Wetlands' ability to overcome sea level rise threatened
When do wetlands reach their limit, and how are we lowering that point?
Left to themselves, coastal wetlands can resist rapid sea level rise.
But humans could be sabotaging some of wetlands' best defenses, according to results published in this week's issue of the journal Nature.
Thanks to an intricate system of feedbacks, wetlands are remarkably good at building up soils to outpace sea level rise. The questions are: When do they reach their limit, and how have we lowered that point?
Without human-caused climate change, "we wouldn't be worried about wetlands surviving the rates of sea level rise we're seeing today," says lead paper author Matthew Kirwan of the Virginia Institute of Marine Science and the National Science Foundation (NSF) Virginia Coast Reserve Long-Term Ecological Research (LTER) site.
Virginia Coast Reserve is one of 26 such NSF LTER sites around the globe in ecosystems from deserts to mountains and marshes to grasslands.
In an unchanged world, "wetlands would build vertically at faster rates," says Kirwan, "or move inland to higher elevations."
The paper's co-author is Patrick Megonigal of the Smithsonian Environmental Research Center.
A wetland is land that's saturated with water, whether permanently or seasonally. The water found in wetlands can be saltwater, freshwater or brackish water. Main wetland types include swamps, marshes, bogs and fens.
Wetlands have developed several ways to build elevation to keep from drowning.
Aboveground, tidal flooding provides one of the biggest assists. When marshes flood during high tides, sediment settles out of the water, adding new soil. As sea level rises and flooding occurs more often, marshes react by building soil faster.
Belowground, the growth and decay of plant roots add organic matter.

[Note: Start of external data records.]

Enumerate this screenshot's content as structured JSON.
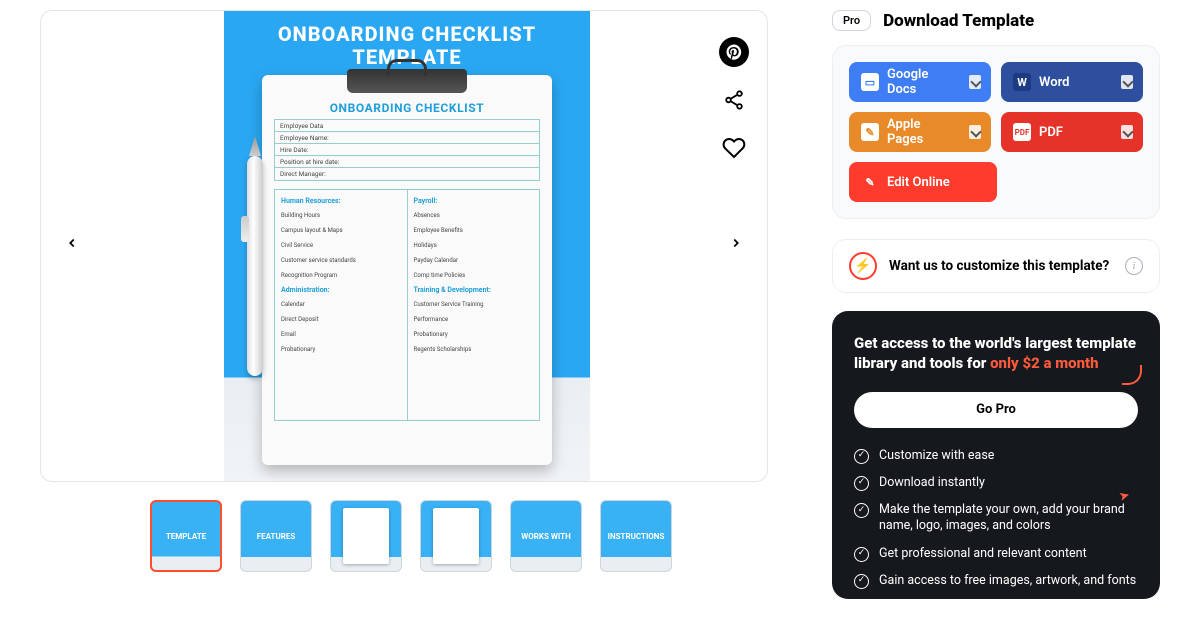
{
  "badge": "Pro",
  "title": "Download Template",
  "downloads": {
    "google": "Google Docs",
    "word": "Word",
    "apple": "Apple Pages",
    "pdf": "PDF",
    "edit": "Edit Online"
  },
  "customize": "Want us to customize this template?",
  "pro": {
    "lead": "Get access to the world's largest template library and tools for ",
    "price": "only $2 a month",
    "cta": "Go Pro",
    "features": [
      "Customize with ease",
      "Download instantly",
      "Make the template your own, add your brand name, logo, images, and colors",
      "Get professional and relevant content",
      "Gain access to free images, artwork, and fonts"
    ]
  },
  "slide": {
    "headline1": "ONBOARDING CHECKLIST",
    "headline2": "TEMPLATE",
    "doc_title": "ONBOARDING CHECKLIST",
    "fields": [
      "Employee Data",
      "Employee Name:",
      "Hire Date:",
      "Position at hire date:",
      "Direct Manager:"
    ],
    "left_sections": [
      {
        "h": "Human Resources:",
        "items": [
          "Building Hours",
          "Campus layout & Maps",
          "Civil Service",
          "Customer service standards",
          "Recognition Program"
        ]
      },
      {
        "h": "Administration:",
        "items": [
          "Calendar",
          "Direct Deposit",
          "Email",
          "Probationary"
        ]
      }
    ],
    "right_sections": [
      {
        "h": "Payroll:",
        "items": [
          "Absences",
          "Employee Benefits",
          "Holidays",
          "Payday Calendar",
          "Comp time Policies"
        ]
      },
      {
        "h": "Training & Development:",
        "items": [
          "Customer Service Training",
          "Performance",
          "Probationary",
          "Regents Scholarships"
        ]
      }
    ]
  },
  "thumbs": [
    "TEMPLATE",
    "FEATURES",
    "",
    "",
    "WORKS WITH",
    "INSTRUCTIONS"
  ]
}
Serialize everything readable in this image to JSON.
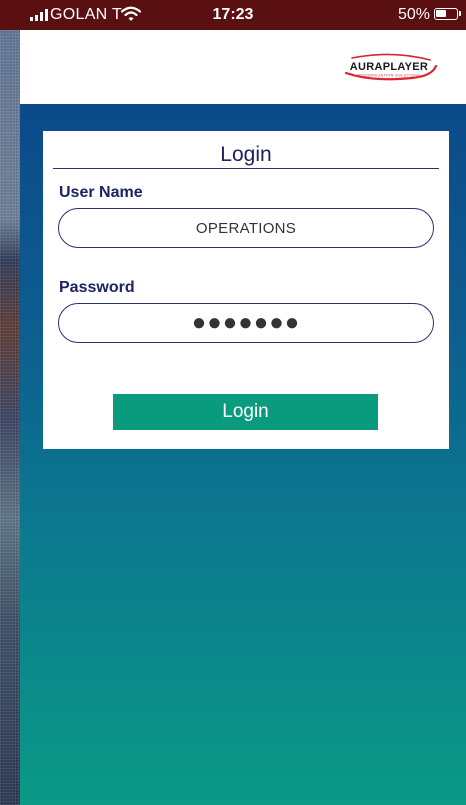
{
  "status_bar": {
    "carrier": "GOLAN T",
    "time": "17:23",
    "battery_percent": "50%",
    "icons": [
      "signal-icon",
      "wifi-icon",
      "battery-icon"
    ]
  },
  "header": {
    "logo_text": "AURAPLAYER",
    "logo_tagline": "MODERNIZATION SOLUTIONS"
  },
  "login": {
    "title": "Login",
    "username_label": "User Name",
    "username_value": "OPERATIONS",
    "password_label": "Password",
    "password_value": "●●●●●●●",
    "button_label": "Login"
  },
  "colors": {
    "status_bar_bg": "#5a0f10",
    "primary_text": "#1c2262",
    "button_bg": "#0a9a7e",
    "gradient_top": "#0c4a8a",
    "gradient_bottom": "#0a9a86",
    "logo_accent": "#d8262e"
  }
}
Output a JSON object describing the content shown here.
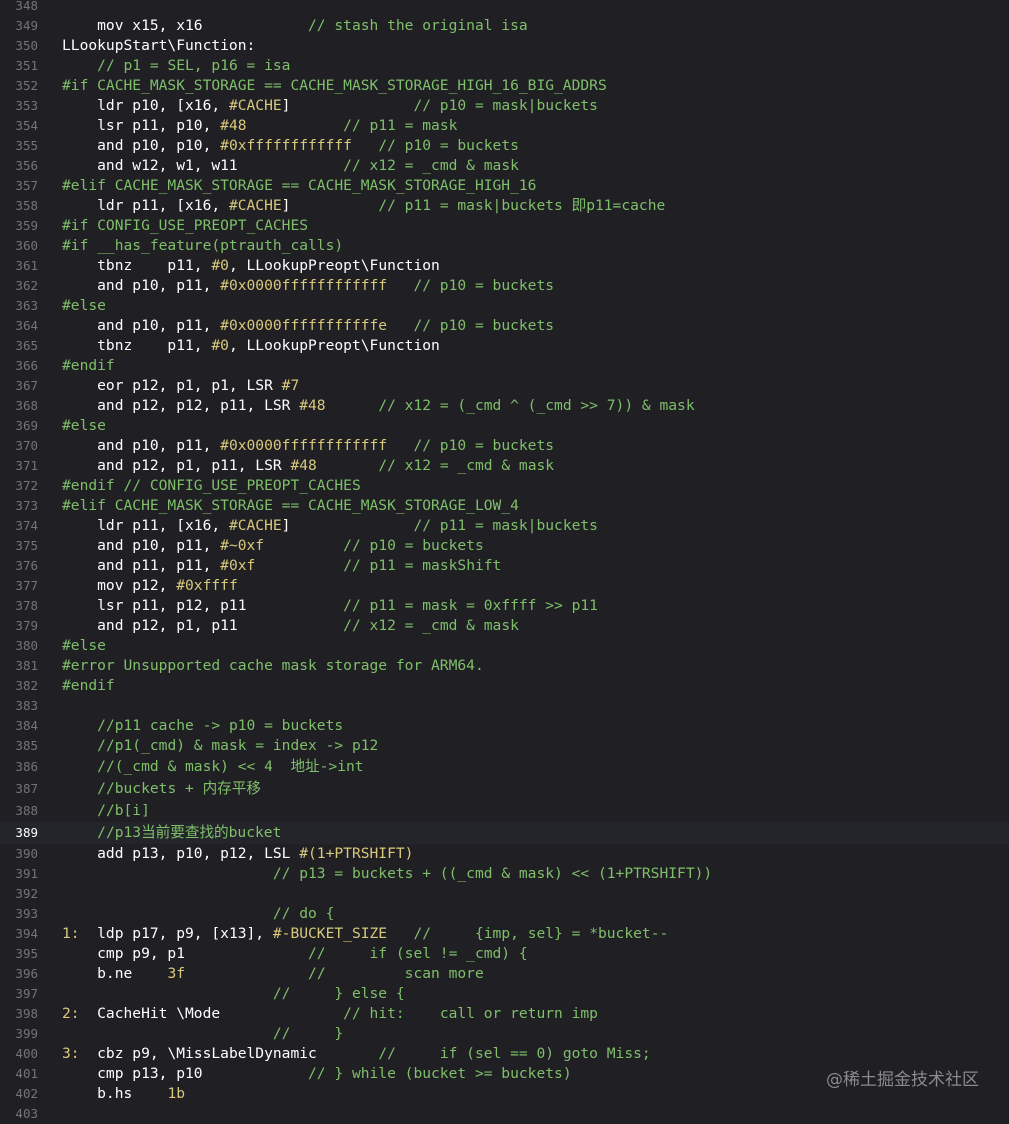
{
  "editor": {
    "current_line": "389",
    "lines": [
      {
        "n": "348",
        "text": ""
      },
      {
        "n": "349",
        "text": "    mov x15, x16            // stash the original isa"
      },
      {
        "n": "350",
        "text": "LLookupStart\\Function:"
      },
      {
        "n": "351",
        "text": "    // p1 = SEL, p16 = isa"
      },
      {
        "n": "352",
        "text": "#if CACHE_MASK_STORAGE == CACHE_MASK_STORAGE_HIGH_16_BIG_ADDRS"
      },
      {
        "n": "353",
        "text": "    ldr p10, [x16, #CACHE]              // p10 = mask|buckets"
      },
      {
        "n": "354",
        "text": "    lsr p11, p10, #48           // p11 = mask"
      },
      {
        "n": "355",
        "text": "    and p10, p10, #0xffffffffffff   // p10 = buckets"
      },
      {
        "n": "356",
        "text": "    and w12, w1, w11            // x12 = _cmd & mask"
      },
      {
        "n": "357",
        "text": "#elif CACHE_MASK_STORAGE == CACHE_MASK_STORAGE_HIGH_16"
      },
      {
        "n": "358",
        "text": "    ldr p11, [x16, #CACHE]          // p11 = mask|buckets 即p11=cache"
      },
      {
        "n": "359",
        "text": "#if CONFIG_USE_PREOPT_CACHES"
      },
      {
        "n": "360",
        "text": "#if __has_feature(ptrauth_calls)"
      },
      {
        "n": "361",
        "text": "    tbnz    p11, #0, LLookupPreopt\\Function"
      },
      {
        "n": "362",
        "text": "    and p10, p11, #0x0000ffffffffffff   // p10 = buckets"
      },
      {
        "n": "363",
        "text": "#else"
      },
      {
        "n": "364",
        "text": "    and p10, p11, #0x0000fffffffffffe   // p10 = buckets"
      },
      {
        "n": "365",
        "text": "    tbnz    p11, #0, LLookupPreopt\\Function"
      },
      {
        "n": "366",
        "text": "#endif"
      },
      {
        "n": "367",
        "text": "    eor p12, p1, p1, LSR #7"
      },
      {
        "n": "368",
        "text": "    and p12, p12, p11, LSR #48      // x12 = (_cmd ^ (_cmd >> 7)) & mask"
      },
      {
        "n": "369",
        "text": "#else"
      },
      {
        "n": "370",
        "text": "    and p10, p11, #0x0000ffffffffffff   // p10 = buckets"
      },
      {
        "n": "371",
        "text": "    and p12, p1, p11, LSR #48       // x12 = _cmd & mask"
      },
      {
        "n": "372",
        "text": "#endif // CONFIG_USE_PREOPT_CACHES"
      },
      {
        "n": "373",
        "text": "#elif CACHE_MASK_STORAGE == CACHE_MASK_STORAGE_LOW_4"
      },
      {
        "n": "374",
        "text": "    ldr p11, [x16, #CACHE]              // p11 = mask|buckets"
      },
      {
        "n": "375",
        "text": "    and p10, p11, #~0xf         // p10 = buckets"
      },
      {
        "n": "376",
        "text": "    and p11, p11, #0xf          // p11 = maskShift"
      },
      {
        "n": "377",
        "text": "    mov p12, #0xffff"
      },
      {
        "n": "378",
        "text": "    lsr p11, p12, p11           // p11 = mask = 0xffff >> p11"
      },
      {
        "n": "379",
        "text": "    and p12, p1, p11            // x12 = _cmd & mask"
      },
      {
        "n": "380",
        "text": "#else"
      },
      {
        "n": "381",
        "text": "#error Unsupported cache mask storage for ARM64."
      },
      {
        "n": "382",
        "text": "#endif"
      },
      {
        "n": "383",
        "text": ""
      },
      {
        "n": "384",
        "text": "    //p11 cache -> p10 = buckets"
      },
      {
        "n": "385",
        "text": "    //p1(_cmd) & mask = index -> p12"
      },
      {
        "n": "386",
        "text": "    //(_cmd & mask) << 4  地址->int"
      },
      {
        "n": "387",
        "text": "    //buckets + 内存平移"
      },
      {
        "n": "388",
        "text": "    //b[i]"
      },
      {
        "n": "389",
        "text": "    //p13当前要查找的bucket"
      },
      {
        "n": "390",
        "text": "    add p13, p10, p12, LSL #(1+PTRSHIFT)"
      },
      {
        "n": "391",
        "text": "                        // p13 = buckets + ((_cmd & mask) << (1+PTRSHIFT))"
      },
      {
        "n": "392",
        "text": ""
      },
      {
        "n": "393",
        "text": "                        // do {"
      },
      {
        "n": "394",
        "text": "1:  ldp p17, p9, [x13], #-BUCKET_SIZE   //     {imp, sel} = *bucket--"
      },
      {
        "n": "395",
        "text": "    cmp p9, p1              //     if (sel != _cmd) {"
      },
      {
        "n": "396",
        "text": "    b.ne    3f              //         scan more"
      },
      {
        "n": "397",
        "text": "                        //     } else {"
      },
      {
        "n": "398",
        "text": "2:  CacheHit \\Mode              // hit:    call or return imp"
      },
      {
        "n": "399",
        "text": "                        //     }"
      },
      {
        "n": "400",
        "text": "3:  cbz p9, \\MissLabelDynamic       //     if (sel == 0) goto Miss;"
      },
      {
        "n": "401",
        "text": "    cmp p13, p10            // } while (bucket >= buckets)"
      },
      {
        "n": "402",
        "text": "    b.hs    1b"
      },
      {
        "n": "403",
        "text": ""
      }
    ]
  },
  "watermark": "@稀土掘金技术社区"
}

Even erosion can work in wetlands' favor, as sediment lost at one marsh may be deposited in another. While a particular wetland may lose ground, the total wetland area may remain unchanged.
But, if a wetland becomes so submerged that its vegetation dies off, these "positive feedback loops" are lost. Similarly, if sediment delivery to a wetland is cut off, that wetland can no longer build soil to outpace rising seas.
"This study reveals the complex, long-term interplay among processes that maintain coastal wetlands in the face of sea level rise," says Saran Twombly, program director in NSF's Division of Environmental Biology, which funds the NSF Virginia Coast Reserve LTER site.
"Humans are newcomers to this delicate balance. The future of a habitat so essential to human well-being depends on how severely we alter it."
For example, groundwater withdrawal and artificial drainage can cause the land to sink, as is happening in Chesapeake Bay.
Because of this subsidence, eight of the world's 20 largest coastal cities have relative sea level rise greater than climate change projections.
Dams and reservoirs also prevent 20 percent of the global sediment load from reaching the coast.
Marshes on the Yangtze River Delta, for example, have survived a relative sea level rise of more than 50 millimeters per year since the 7th century--until the recent building of more than 50,000 dams cut off the supply of sediment and accelerated erosion.
"Tidal marshes are amazing ecosystem engineers that can raise themselves upward if they remain healthy, especially if there is sediment in the water," says Megonigal.
"We know there are limits, however. Those limits are changing as people alter the environment."